Monday, August 5, 2013

Psalm Meditation 686
Twelfth Sunday of Ordinary Time
August 11, 2013

Psalm 51
1 Have mercy on me, O God, according to your steadfast love; according to your abundant mercy blot out my transgressions.
2 Wash me thoroughly from my iniquity, and cleanse me from my sin.
3 For I know my transgressions, and my sin is ever before me.
4 Against you, you alone, have I sinned, and done what is evil in your sight, so that you are justified in your sentence and blameless when you pass judgment.
5 Indeed, I was born guilty, a sinner when my mother conceived me.
6 You desire truth in the inward being; therefore teach me wisdom in my secret heart.
7 Purge me with hyssop, and I shall be clean; wash me, and I shall be whiter than snow.
8 Let me hear joy and gladness; let the bones that you have crushed rejoice.
9 Hide your face from my sins, and blot out all my iniquities.
10 Create in me a clean heart, O God, and put a new and right spirit within me.
11 Do not cast me away from your presence, and do not take your holy spirit from me.
12 Restore to me the joy of your salvation, and sustain in me a willing spirit.
13 Then I will teach transgressors your ways, and sinners will return to you.
14 Deliver me from bloodshed, O God, O God of my salvation, and my tongue will sing aloud of your deliverance.
15 O Lord, open my lips, and my mouth will declare your praise.
16 For you have no delight in sacrifice; if I were to give a burnt offering, you would not be pleased.
17 The sacrifice acceptable to God is a broken spirit; a broken and contrite heart, O God, you will not despise.
18 Do good to Zion in your good pleasure; rebuild the walls of Jerusalem,
19 then you will delight in right sacrifices, in burnt offerings and whole burnt offerings; then bulls will be offered on your altar.
(NRSV)

There is something wonderful about being clean and then putting on clean clothes or climbing into a bed with clean sheets. It is good to get into a vehicle when it is new or even to get in after it has been cleaned out and swept. Clean things are so excellent, it is amazing that anyone would fight so hard to keep from getting to that place. At some point in our lives most of us have fought someone’s urging that we get clean in some way; either our own bodies or some part of our surroundings.

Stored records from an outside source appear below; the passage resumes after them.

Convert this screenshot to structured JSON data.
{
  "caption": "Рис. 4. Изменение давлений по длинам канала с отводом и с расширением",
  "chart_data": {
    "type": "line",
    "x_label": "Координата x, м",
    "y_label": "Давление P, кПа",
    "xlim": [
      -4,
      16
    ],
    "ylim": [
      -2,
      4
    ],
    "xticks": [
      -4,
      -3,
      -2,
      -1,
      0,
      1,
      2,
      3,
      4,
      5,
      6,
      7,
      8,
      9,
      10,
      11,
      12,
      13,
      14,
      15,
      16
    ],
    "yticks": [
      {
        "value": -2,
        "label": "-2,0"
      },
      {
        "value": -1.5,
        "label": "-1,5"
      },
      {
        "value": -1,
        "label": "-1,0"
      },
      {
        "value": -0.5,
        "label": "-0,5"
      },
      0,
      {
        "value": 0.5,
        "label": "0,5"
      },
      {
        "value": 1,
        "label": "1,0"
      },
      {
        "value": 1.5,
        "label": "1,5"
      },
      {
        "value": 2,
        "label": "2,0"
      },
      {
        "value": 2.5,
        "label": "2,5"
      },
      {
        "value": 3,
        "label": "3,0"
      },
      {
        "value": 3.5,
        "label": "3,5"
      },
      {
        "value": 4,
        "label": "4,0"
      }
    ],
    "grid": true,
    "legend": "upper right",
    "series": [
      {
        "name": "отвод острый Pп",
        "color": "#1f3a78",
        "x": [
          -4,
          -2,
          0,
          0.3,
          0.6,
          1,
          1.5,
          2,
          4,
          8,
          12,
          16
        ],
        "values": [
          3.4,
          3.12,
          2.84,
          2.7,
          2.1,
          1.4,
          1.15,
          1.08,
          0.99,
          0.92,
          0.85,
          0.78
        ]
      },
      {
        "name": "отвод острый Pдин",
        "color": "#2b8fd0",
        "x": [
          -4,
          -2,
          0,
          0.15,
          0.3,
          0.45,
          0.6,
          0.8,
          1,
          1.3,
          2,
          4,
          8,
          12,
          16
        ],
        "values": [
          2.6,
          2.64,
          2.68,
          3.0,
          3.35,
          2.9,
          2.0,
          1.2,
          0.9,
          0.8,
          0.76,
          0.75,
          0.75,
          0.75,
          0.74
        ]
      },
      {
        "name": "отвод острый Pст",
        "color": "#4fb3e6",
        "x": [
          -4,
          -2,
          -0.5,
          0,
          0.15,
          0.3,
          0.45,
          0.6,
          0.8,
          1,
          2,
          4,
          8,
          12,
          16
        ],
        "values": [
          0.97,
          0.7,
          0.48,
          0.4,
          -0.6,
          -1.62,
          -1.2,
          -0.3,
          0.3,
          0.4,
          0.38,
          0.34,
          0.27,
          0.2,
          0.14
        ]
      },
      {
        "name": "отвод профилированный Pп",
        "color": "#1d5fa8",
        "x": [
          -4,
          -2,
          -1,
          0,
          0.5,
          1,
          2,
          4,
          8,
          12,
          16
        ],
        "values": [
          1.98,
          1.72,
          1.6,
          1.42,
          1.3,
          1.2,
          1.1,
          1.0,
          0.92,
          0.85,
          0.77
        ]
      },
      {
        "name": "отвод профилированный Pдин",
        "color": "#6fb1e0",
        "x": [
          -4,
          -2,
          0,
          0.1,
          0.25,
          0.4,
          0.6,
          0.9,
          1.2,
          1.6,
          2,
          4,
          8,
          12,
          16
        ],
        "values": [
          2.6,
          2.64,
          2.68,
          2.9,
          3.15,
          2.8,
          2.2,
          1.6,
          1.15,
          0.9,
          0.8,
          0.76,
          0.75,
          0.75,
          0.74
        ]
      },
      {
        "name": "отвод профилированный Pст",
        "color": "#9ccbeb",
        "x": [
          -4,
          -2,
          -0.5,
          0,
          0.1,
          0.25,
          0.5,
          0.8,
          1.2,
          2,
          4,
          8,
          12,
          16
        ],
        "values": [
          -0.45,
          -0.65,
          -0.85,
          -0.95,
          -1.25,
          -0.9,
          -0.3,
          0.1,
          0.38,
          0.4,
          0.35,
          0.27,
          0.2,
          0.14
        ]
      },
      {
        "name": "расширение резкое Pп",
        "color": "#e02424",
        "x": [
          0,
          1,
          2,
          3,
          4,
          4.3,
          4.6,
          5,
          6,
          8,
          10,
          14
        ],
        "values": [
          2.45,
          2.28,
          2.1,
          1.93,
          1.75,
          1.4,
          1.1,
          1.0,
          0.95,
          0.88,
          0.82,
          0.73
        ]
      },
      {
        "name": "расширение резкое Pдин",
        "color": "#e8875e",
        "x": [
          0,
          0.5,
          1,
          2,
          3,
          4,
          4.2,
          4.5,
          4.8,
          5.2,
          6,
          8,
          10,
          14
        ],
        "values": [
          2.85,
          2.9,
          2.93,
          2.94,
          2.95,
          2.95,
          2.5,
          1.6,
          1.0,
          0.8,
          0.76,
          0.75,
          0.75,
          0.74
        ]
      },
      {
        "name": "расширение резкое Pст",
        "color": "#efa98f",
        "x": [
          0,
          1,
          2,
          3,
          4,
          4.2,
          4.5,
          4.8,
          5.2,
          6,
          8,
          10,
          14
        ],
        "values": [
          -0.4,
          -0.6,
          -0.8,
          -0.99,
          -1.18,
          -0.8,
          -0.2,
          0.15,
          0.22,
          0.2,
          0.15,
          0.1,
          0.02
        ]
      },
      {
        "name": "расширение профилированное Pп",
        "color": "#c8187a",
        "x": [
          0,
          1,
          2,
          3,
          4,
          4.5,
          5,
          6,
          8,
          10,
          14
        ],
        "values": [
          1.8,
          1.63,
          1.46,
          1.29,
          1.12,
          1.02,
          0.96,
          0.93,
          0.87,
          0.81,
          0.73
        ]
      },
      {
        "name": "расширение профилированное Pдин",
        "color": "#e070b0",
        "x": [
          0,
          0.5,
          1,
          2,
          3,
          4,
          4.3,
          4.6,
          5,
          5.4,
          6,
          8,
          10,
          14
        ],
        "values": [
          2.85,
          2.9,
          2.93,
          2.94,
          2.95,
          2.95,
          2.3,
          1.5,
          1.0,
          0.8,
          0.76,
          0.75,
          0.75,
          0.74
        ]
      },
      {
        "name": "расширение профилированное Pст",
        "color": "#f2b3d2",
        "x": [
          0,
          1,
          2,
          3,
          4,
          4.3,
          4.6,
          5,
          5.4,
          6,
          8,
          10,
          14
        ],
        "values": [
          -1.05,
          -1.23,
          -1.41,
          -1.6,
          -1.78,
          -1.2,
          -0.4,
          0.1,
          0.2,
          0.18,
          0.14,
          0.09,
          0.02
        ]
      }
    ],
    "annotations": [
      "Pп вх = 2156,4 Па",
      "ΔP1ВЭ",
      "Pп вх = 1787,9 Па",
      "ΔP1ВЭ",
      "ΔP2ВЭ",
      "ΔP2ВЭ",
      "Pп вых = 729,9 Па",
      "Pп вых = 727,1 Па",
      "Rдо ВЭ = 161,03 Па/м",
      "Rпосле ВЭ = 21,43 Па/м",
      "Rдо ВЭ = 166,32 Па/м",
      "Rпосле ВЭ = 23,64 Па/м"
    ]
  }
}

If it is so wonderful to be clean, how do we let ourselves and our surroundings get in such a state? We convince ourselves that it is easier to let things slide than to clean up little at a time. Eventually, we either get used to things as they are or we step in to do the hard work of cleaning. We may even have to ask for help with the task The psalmist asks God for a thorough cleansing from sin and iniquity. A piece of paper here, a book there, a pile of mail in another corner and suddenly a desk is covered in ‘stuff’ that was important enough to save but not quite important enough to get done immediately. An unkind word here, a judgment there, a pile of looking down our noses at folks without knowing the whole story and suddenly we are covered in sin and iniquity. It all piles up and it becomes important to deal with all of these things before they overpower us.

God is more than willing to help us restore right relationships with God and others (you are on your own to get your desk clean.) The psalmist reminds us that God is not nearly as interested in appearance and rituals, important as they are, as God is interested in our hearts. During a regular cleaning routine, or an I-can’t-take-this-anymore clean, take a moment also to see to identifying and clear out some of the sin and iniquity that is piling up inside. It may make the outside cleaning go a little more smoothly. It will certainly make for a lighter spirit in the presence of God and others.